El Sello: Ron, Torturas del pasado

Prólogo

El aire olía a sangre vieja y a cenizas aún calientes, un perfume que se había vuelto dolorosamente familiar. Bajo un cielo perpetuamente encapotado por el humo de incontables incendios, una figura solitaria avanzaba por las ruinas calcinadas de lo que alguna vez fue una aldea próspera en el corazón del Epiro del Este.

No era un hombre, no del todo. O al menos, ya no lo parecía a los ojos de quienes se atrevían a susurrar su nombre.

Una silueta imponente, envuelta en sombras y en el brillo siniestro de un metal oscuro y desconocido, se movía con una determinación implacable. Portaba un arma que parecía más una herramienta de carnicero que la espada de un guerrero, y de él emanaba un aura de poder palpable, sofocante. Ocasionalmente, un destello antinatural, de un verde enfermizo, brillaba en la oscuridad de su yelmo, como los ojos de una bestia acechante.

Los pocos supervivientes que se atrevían a espiar desde sus escondrijos no hablaban de un soldado, ni siquiera de un bandido. Murmuraban sobre una fuerza de la naturaleza, una calamidad andante, un verdugo llegado para cobrar una deuda imposible de pagar. Un nombre comenzaba a ser temido en la región, un eco sombrío que helaba la sangre.

Hoy, sin embargo, esta fuerza no buscaba combate directo. Se detuvo ante los restos carbonizados de una pequeña efigie, apenas reconocible como un juguete infantil. Por un instante, la figura permaneció inmóvil, el silencio de la desolación roto solo por el leve crujido de su armamento al respirar.
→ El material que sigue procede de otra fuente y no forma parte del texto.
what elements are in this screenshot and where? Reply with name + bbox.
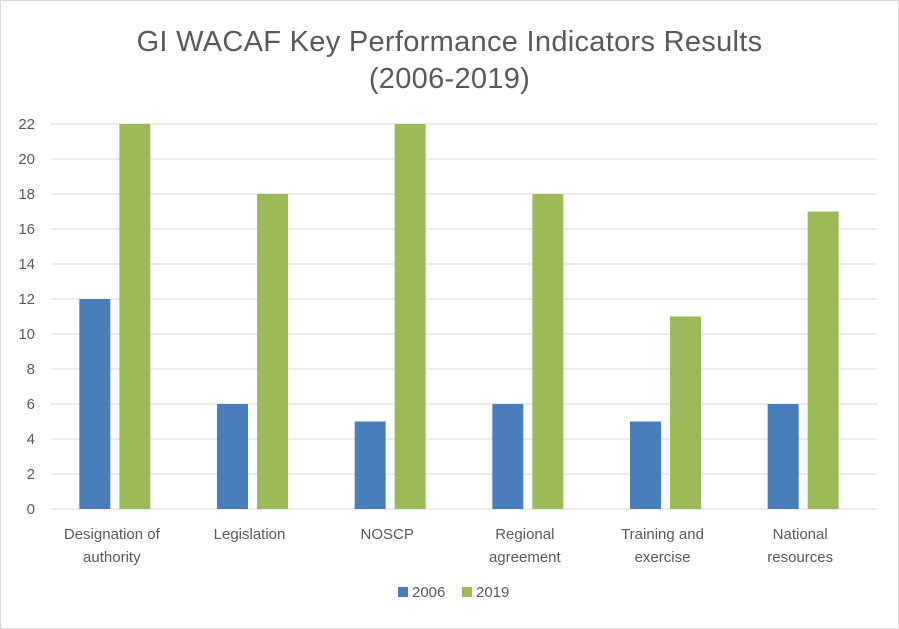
y-tick-label: 4	[27, 431, 35, 448]
bar-2006	[217, 404, 248, 509]
gridlines	[51, 123, 877, 510]
y-tick-label: 8	[27, 361, 35, 378]
y-tick-label: 22	[18, 116, 35, 133]
bar-2019	[257, 194, 288, 509]
y-tick-label: 14	[18, 256, 35, 273]
legend-label-2006: 2006	[412, 584, 445, 601]
x-tick-label: Legislation	[214, 526, 286, 543]
chart-title: GI WACAF Key Performance Indicators Resu…	[0, 24, 899, 98]
x-axis-labels: Designation of authority Legislation NOSCP R…	[64, 526, 833, 566]
bar-2006	[354, 421, 386, 509]
x-tick-label: Regional	[495, 526, 554, 543]
y-tick-label: 18	[18, 186, 35, 203]
y-tick-label: 2	[27, 466, 35, 483]
bar-2019	[532, 194, 564, 509]
bar-2019	[394, 124, 426, 509]
y-tick-label: 20	[18, 151, 35, 168]
bar-2019	[807, 211, 839, 509]
y-axis-labels: 0 2 4 6 8 10 12 14 16 18 20 22	[18, 116, 35, 518]
bar-2006	[767, 404, 799, 509]
y-tick-label: 16	[18, 221, 35, 238]
x-tick-label: exercise	[635, 549, 691, 566]
x-tick-label: National	[773, 526, 828, 543]
y-tick-label: 12	[18, 291, 35, 308]
bar-2006	[630, 421, 661, 509]
legend-swatch-2019	[462, 587, 472, 597]
x-tick-label: NOSCP	[360, 526, 413, 543]
y-tick-label: 0	[27, 501, 35, 518]
x-tick-label: authority	[83, 549, 141, 566]
y-tick-label: 6	[27, 396, 35, 413]
legend-label-2019: 2019	[476, 584, 509, 601]
bar-2006	[492, 404, 524, 509]
bars	[79, 124, 839, 509]
chart-title-line-2: (2006-2019)	[368, 63, 531, 95]
bar-2019	[670, 316, 701, 509]
x-tick-label: Designation of	[64, 526, 161, 543]
x-tick-label: Training and	[621, 526, 704, 543]
y-tick-label: 10	[18, 326, 35, 343]
legend: 2006 2019	[398, 584, 509, 601]
legend-swatch-2006	[398, 587, 408, 597]
x-tick-label: resources	[767, 549, 833, 566]
bar-2006	[79, 299, 111, 509]
bar-2019	[119, 124, 151, 509]
chart-title-line-1: GI WACAF Key Performance Indicators Resu…	[136, 26, 763, 58]
x-tick-label: agreement	[489, 549, 562, 566]
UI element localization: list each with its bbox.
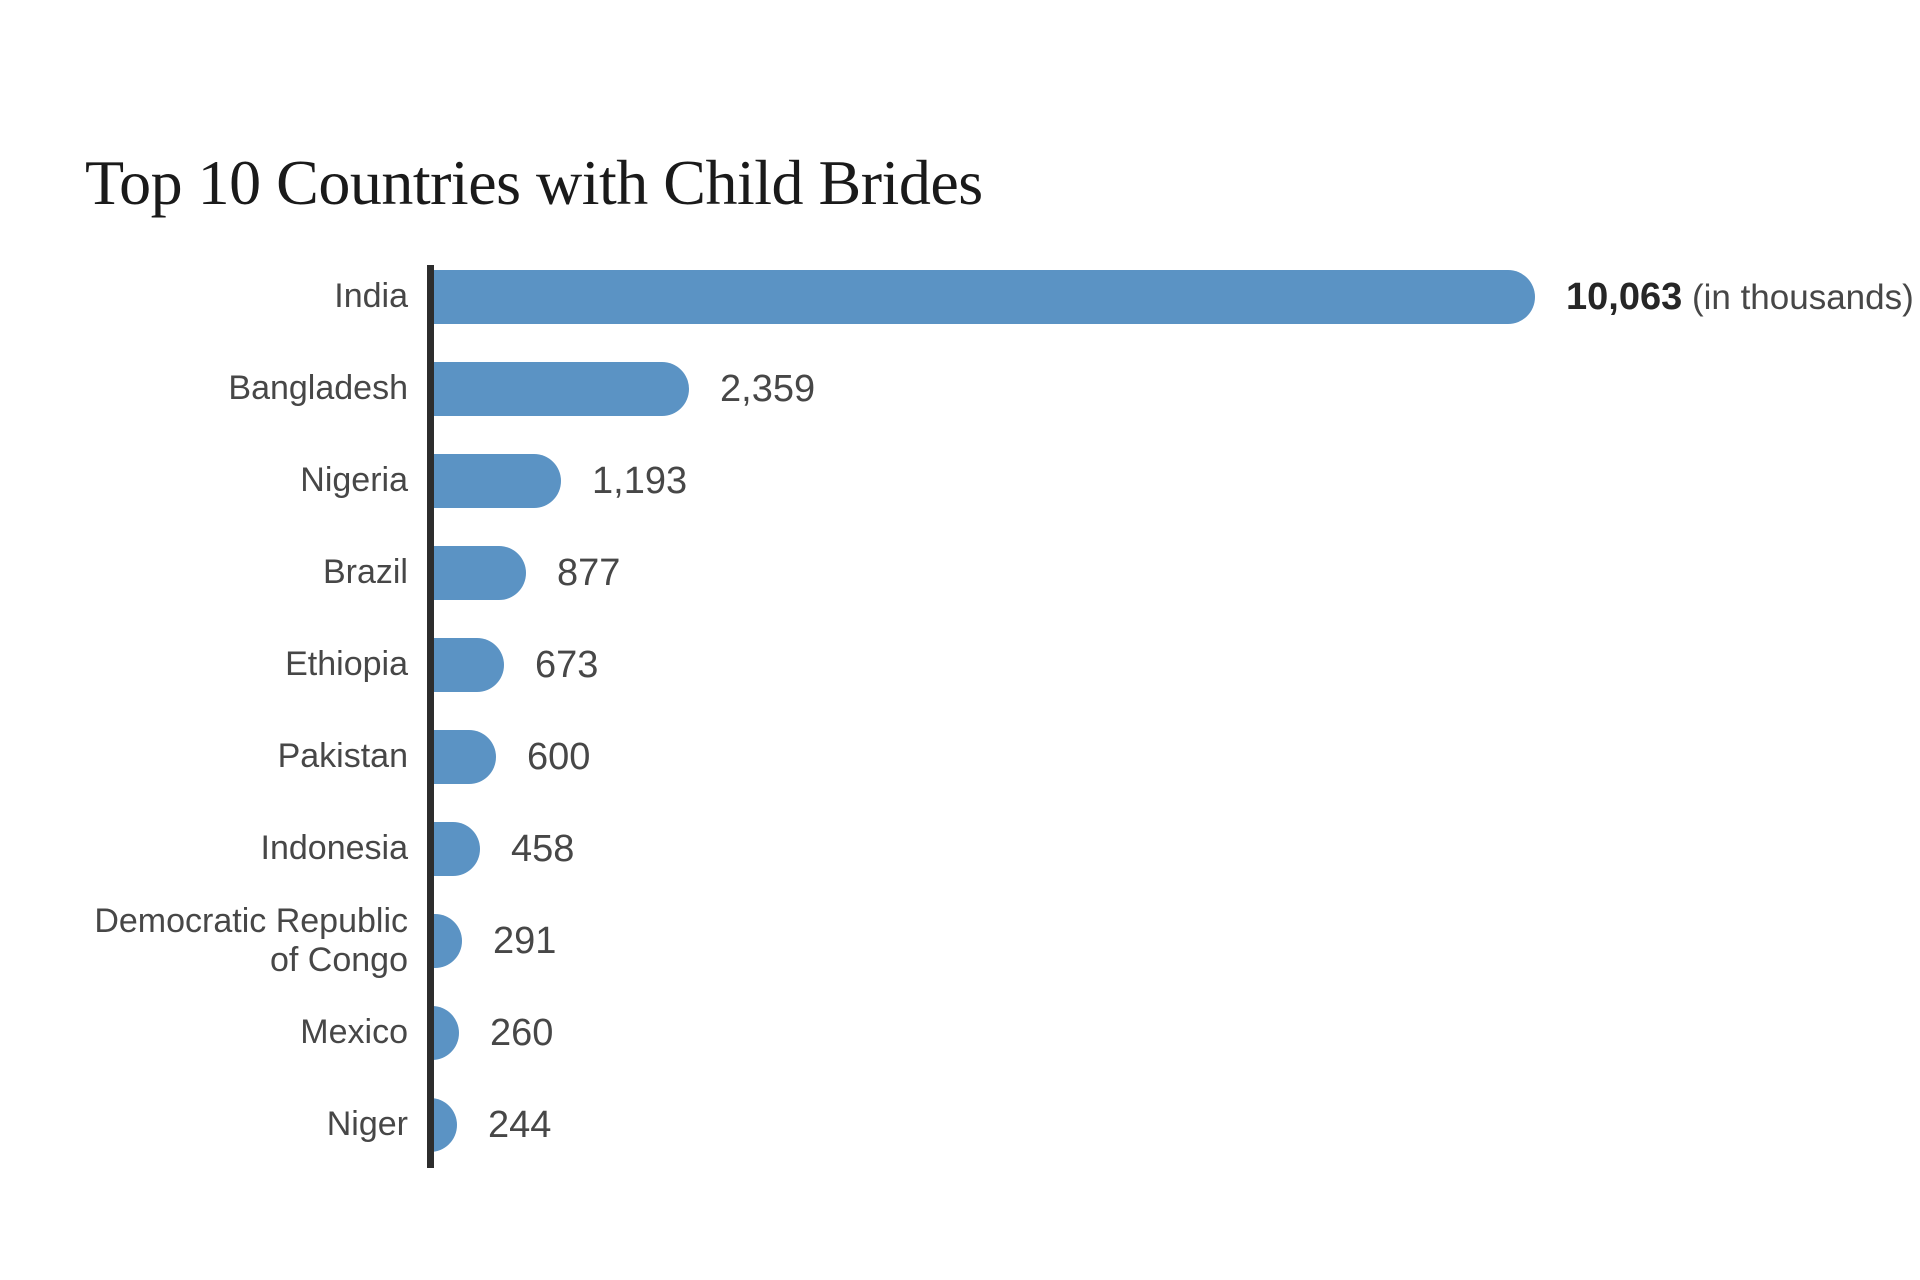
bar-row: Nigeria 1,193 xyxy=(85,435,1920,527)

Una de sus manos enguantadas, de aspecto formidable, se alzó lentamente, casi con vacilación, hacia el juguete destruido.

Un temblor casi imperceptible recorrió su postura, no de ira, sino de algo más profundo, algo que luchaba por emerger desde las profundidades de la tormenta interior que lo consumía. Un recuerdo, quizás. Un eco de un tiempo anterior a la furia y a las llamas.

El momento se rompió. La mano se detuvo, luego se cerró en un puño, aplastando los últimos vestigios de inocencia bajo su poder implacable. El brillo verde en sus ojos pareció intensificarse.

Tenía una guerra que librar, una "justicia" que impartir, una venganza que completar. Y el pasado, como las cenizas bajo sus pies, solo servía para alimentar el fuego que lo impulsaba.

Pero incluso las tormentas más feroces tienen un ojo de calma en su centro. Y el recuerdo de ese ojo, por efímero que fuera, era la más peligrosa de las grietas en la armadura de su ira.